Harvey, Monika January 1994 (has links)
In Experiments 1 to 8 an attempt was made to examine the nature of the displacements found in the traditional line bisection test when applied to normal (right-handed), as well as brain lesioned subjects. The problem with this test is that it invariably confounds perceptual and motor components which might both contribute to the observed errors. However, use of the 'landmark task' enables an examination of perceptual effects in isolation. It was found that five out of six neglect patients judged the left half-line of a centrally bisected line as shorter than the right half-line. Moreover, it was consistently shown that cueing strongly influenced judgements in normal and left and right hemisphere lesioned subjects (without neglect) in that it caused them to overestimate the cued part of the line. It was argued that the perception of relative size is subject to systematic distortion as a function of this selective attention within the visual field.
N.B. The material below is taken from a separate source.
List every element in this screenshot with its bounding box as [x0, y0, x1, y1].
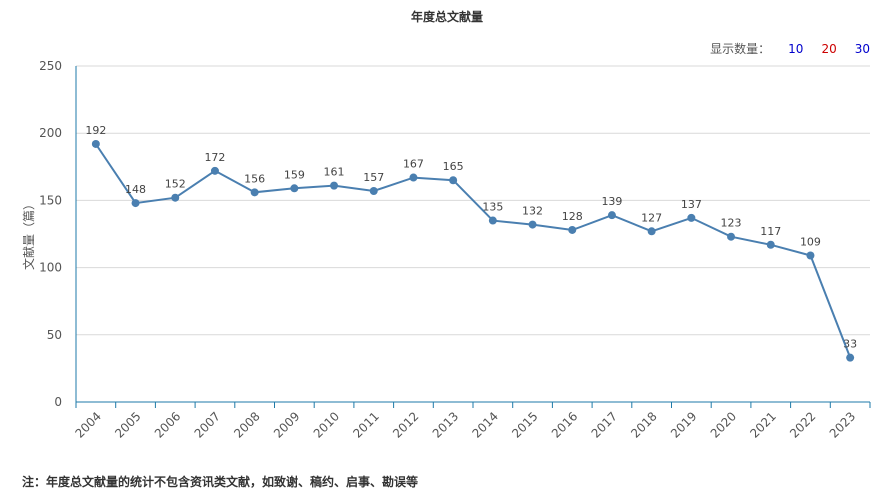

Neglect patients may present an abnormal example of this attentionally- induced illusion in that their attentional resources may be abnormally biased towards the ipsilesional space. The result of this imbalance may be to cause, quite directly, a gross abnormality of size perception. Nonetheless one of the neglect patients did not show spatial misperception but spatially misdirected actions, in line with what has been described as directional hypokinesia. Experiments 9 to 12 were designed to demonstrate any possible contribution the right hemisphere might make to visuomotor control, but the data on normal subjects gave little indication of a specific right hemisphere involvement in such tasks. Neither use of a spatial bisection task, nor absence of visual feedback of the moving hand or arm seemed to produce left hand advantages on the dependent measures. On the other hand, RCVA patients proved to be impaired in their reaching behaviour in that they erred systematically to the right of the true target over all three spatial positions, in the absence of visual feedback. The bias was interpreted as a pure example of directional hypokinesia.